The federal agency charged with policing the political activity of federal employees has determined that FCC Commissioner Michael O’Rielly violated federal law in February when he instructed a crowd of people to vote for President Trump, according to a letter obtained by Gizmodo.
The Office of Special Counsel (OSC) determined that O’Rielly violated the Hatch Act when he told a crowd at the Conservative Political Action Conference (CPAC) to “make sure President Trump gets re-elected,” the letter says. The OSC wrote that O’Rielly “violated the Hatch Act’s prohibition against using his official authority or influence to affect an election.”
The Hatch Act, passed in 1939, forbids most federal employees from engaging in partisan political activity while on the job.
The OSC issued O’Rielly a warning stating that another violation would be considered “a willful and knowing violation of the law, which could result in further action pursuant to 5 U.S.C. § 1215.”
The determination came in response to a complaint filed by American Oversight, a non-partisan watchdog group led by Austin Evers, former senior counsel at the US State Department.
“Commissioner O’Rielly flouted the requirements of his position when he pushed for Trump’s re-election, and OSC’s conclusion that he violated the Hatch Act confirms our concern that O’Rielly is undermining the independence of the FCC,” Evers said.

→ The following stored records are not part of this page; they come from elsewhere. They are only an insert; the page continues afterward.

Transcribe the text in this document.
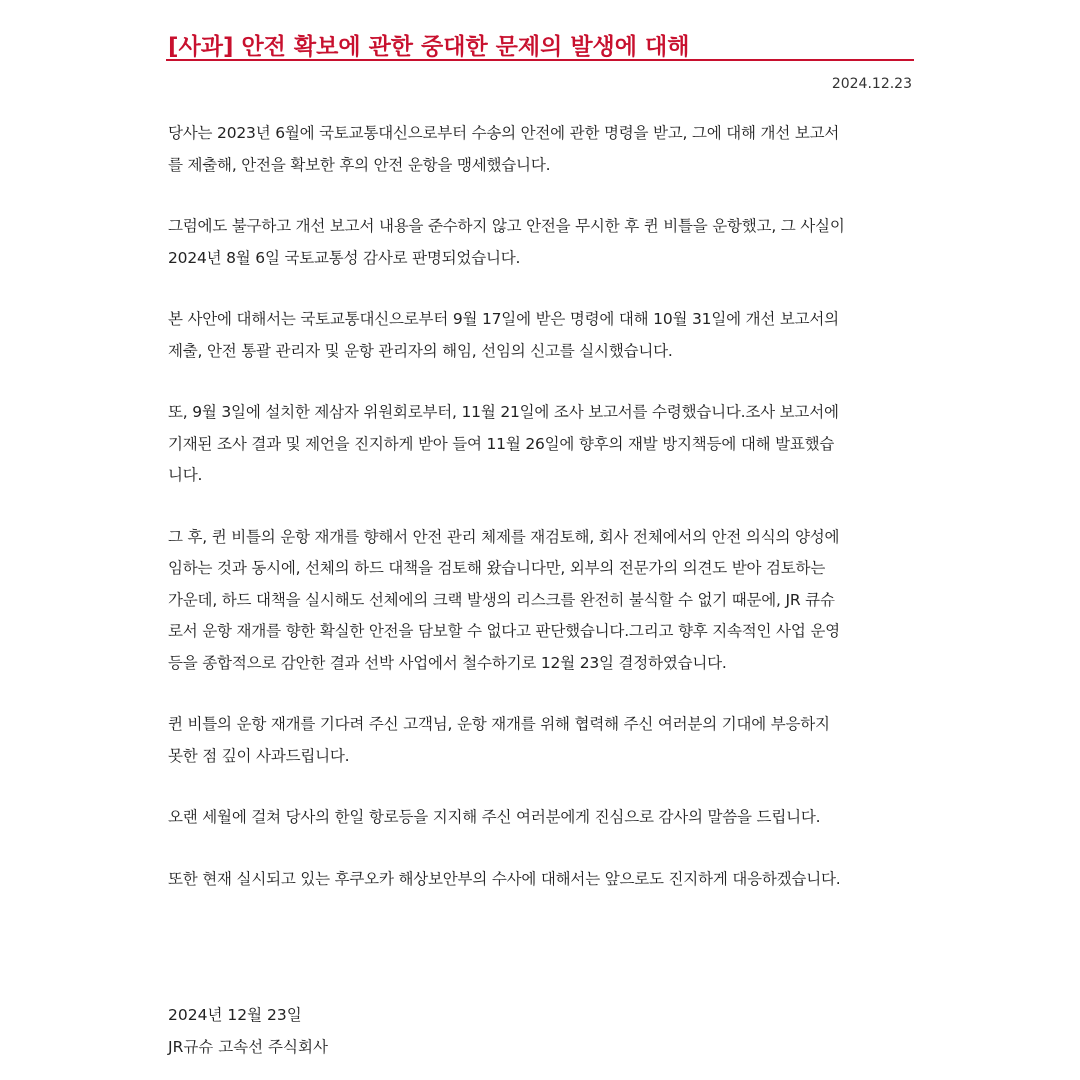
[사과] 안전 확보에 관한 중대한 문제의 발생에 대해
2024.12.23

당사는 2023년 6월에 국토교통대신으로부터 수송의 안전에 관한 명령을 받고, 그에 대해 개선 보고서
를 제출해, 안전을 확보한 후의 안전 운항을 맹세했습니다.

그럼에도 불구하고 개선 보고서 내용을 준수하지 않고 안전을 무시한 후 퀸 비틀을 운항했고, 그 사실이
2024년 8월 6일 국토교통성 감사로 판명되었습니다.

본 사안에 대해서는 국토교통대신으로부터 9월 17일에 받은 명령에 대해 10월 31일에 개선 보고서의
제출, 안전 통괄 관리자 및 운항 관리자의 해임, 선임의 신고를 실시했습니다.

또, 9월 3일에 설치한 제삼자 위원회로부터, 11월 21일에 조사 보고서를 수령했습니다.조사 보고서에
기재된 조사 결과 및 제언을 진지하게 받아 들여 11월 26일에 향후의 재발 방지책등에 대해 발표했습
니다.

그 후, 퀸 비틀의 운항 재개를 향해서 안전 관리 체제를 재검토해, 회사 전체에서의 안전 의식의 양성에
임하는 것과 동시에, 선체의 하드 대책을 검토해 왔습니다만, 외부의 전문가의 의견도 받아 검토하는
가운데, 하드 대책을 실시해도 선체에의 크랙 발생의 리스크를 완전히 불식할 수 없기 때문에, JR 큐슈
로서 운항 재개를 향한 확실한 안전을 담보할 수 없다고 판단했습니다.그리고 향후 지속적인 사업 운영
등을 종합적으로 감안한 결과 선박 사업에서 철수하기로 12월 23일 결정하였습니다.

퀸 비틀의 운항 재개를 기다려 주신 고객님, 운항 재개를 위해 협력해 주신 여러분의 기대에 부응하지
못한 점 깊이 사과드립니다.

오랜 세월에 걸쳐 당사의 한일 항로등을 지지해 주신 여러분에게 진심으로 감사의 말씀을 드립니다.

또한 현재 실시되고 있는 후쿠오카 해상보안부의 수사에 대해서는 앞으로도 진지하게 대응하겠습니다.

2024년 12월 23일
JR규슈 고속선 주식회사
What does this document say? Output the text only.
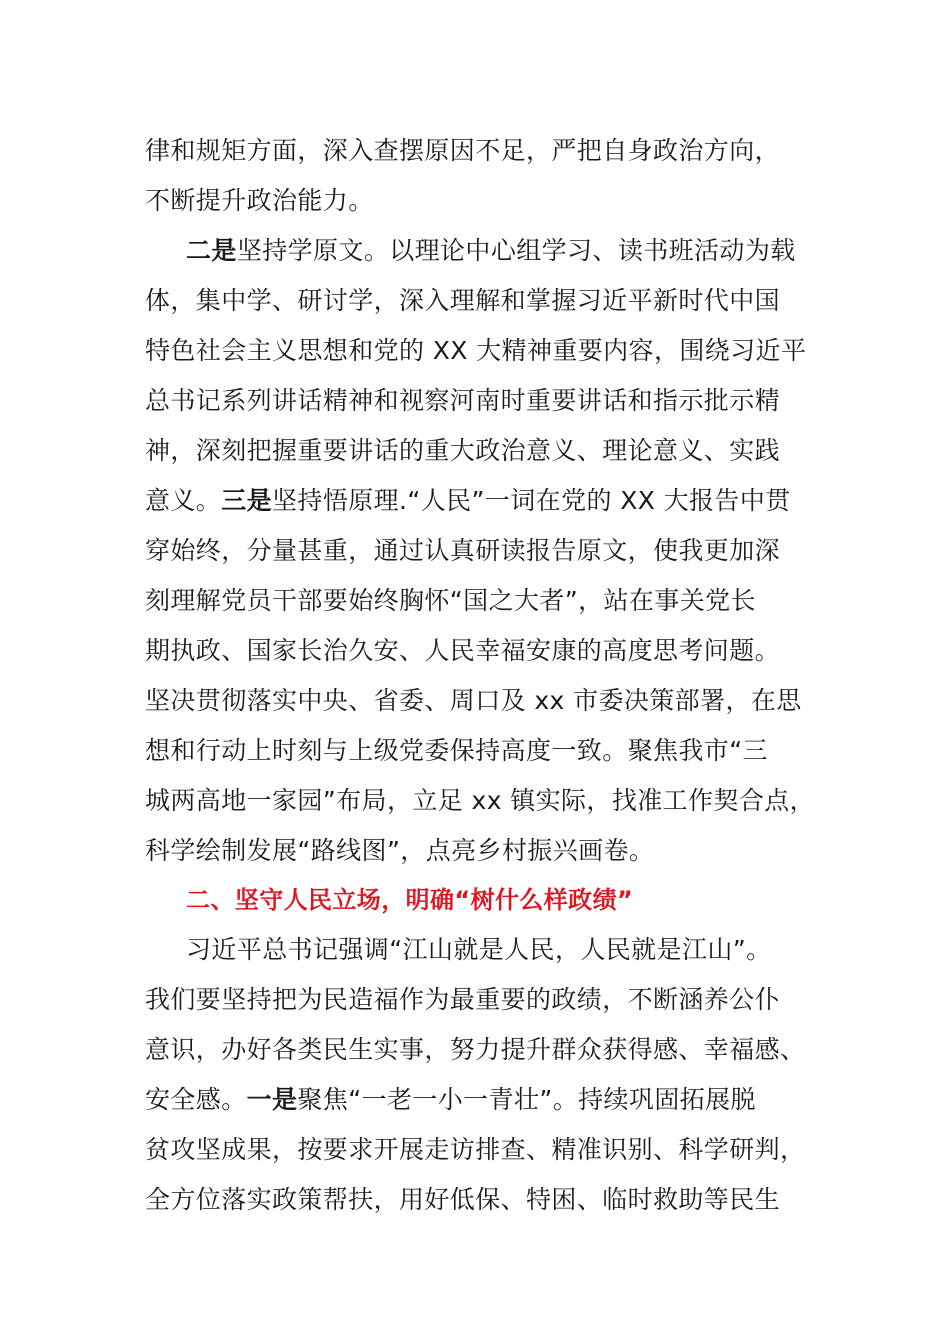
律和规矩方面，深入查摆原因不足，严把自身政治方向，
不断提升政治能力。
二是坚持学原文。以理论中心组学习、读书班活动为载
体，集中学、研讨学，深入理解和掌握习近平新时代中国
特色社会主义思想和党的 XX 大精神重要内容，围绕习近平
总书记系列讲话精神和视察河南时重要讲话和指示批示精
神，深刻把握重要讲话的重大政治意义、理论意义、实践
意义。三是坚持悟原理.“人民”一词在党的 XX 大报告中贯
穿始终，分量甚重，通过认真研读报告原文，使我更加深
刻理解党员干部要始终胸怀“国之大者”，站在事关党长
期执政、国家长治久安、人民幸福安康的高度思考问题。
坚决贯彻落实中央、省委、周口及 xx 市委决策部署，在思
想和行动上时刻与上级党委保持高度一致。聚焦我市“三
城两高地一家园”布局，立足 xx 镇实际，找准工作契合点，
科学绘制发展“路线图”，点亮乡村振兴画卷。
二、坚守人民立场，明确“树什么样政绩”
习近平总书记强调“江山就是人民，人民就是江山”。
我们要坚持把为民造福作为最重要的政绩，不断涵养公仆
意识，办好各类民生实事，努力提升群众获得感、幸福感、
安全感。一是聚焦“一老一小一青壮”。持续巩固拓展脱
贫攻坚成果，按要求开展走访排查、精准识别、科学研判，
全方位落实政策帮扶，用好低保、特困、临时救助等民生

Evers was not satisfied, however, with OSC’s decision to simply warn O’Rielly. “Public trust in the FCC won’t be restored until O’Rielly resigns,” he said.
Incidentally, because O’Rielly is a presidential appointee and policymaker confirmed by the Senate, President Trump has sole authority to decide if O’Rielly should be face disciplinary action.
In February, O’Rielly attended CPAC where he spoke on a panel alongside FCC Chairman Ajit Pai and fellow commissioner Brendan Carr. O’Rielly was introduced using his government job title and spoke primarily on topics related to FCC business, leaving no doubt that he was attending the event in his official capacity.
While answering a question from one crowd member, O’Rielly said: “I think what we can do is make sure as conservatives we elect good people to both the House, the Senate, and make sure that President Trump gets re-elected.”
Despite his clearness of his words, O’Rielly told OSC “that he was not advocating for President Trump’s reelection but was attempting to answer the questions asked, which he understood to be about preventing the next Administration from reversing the FCC’s net neutrality decision.”
The FCC did not immediately return a request for comment.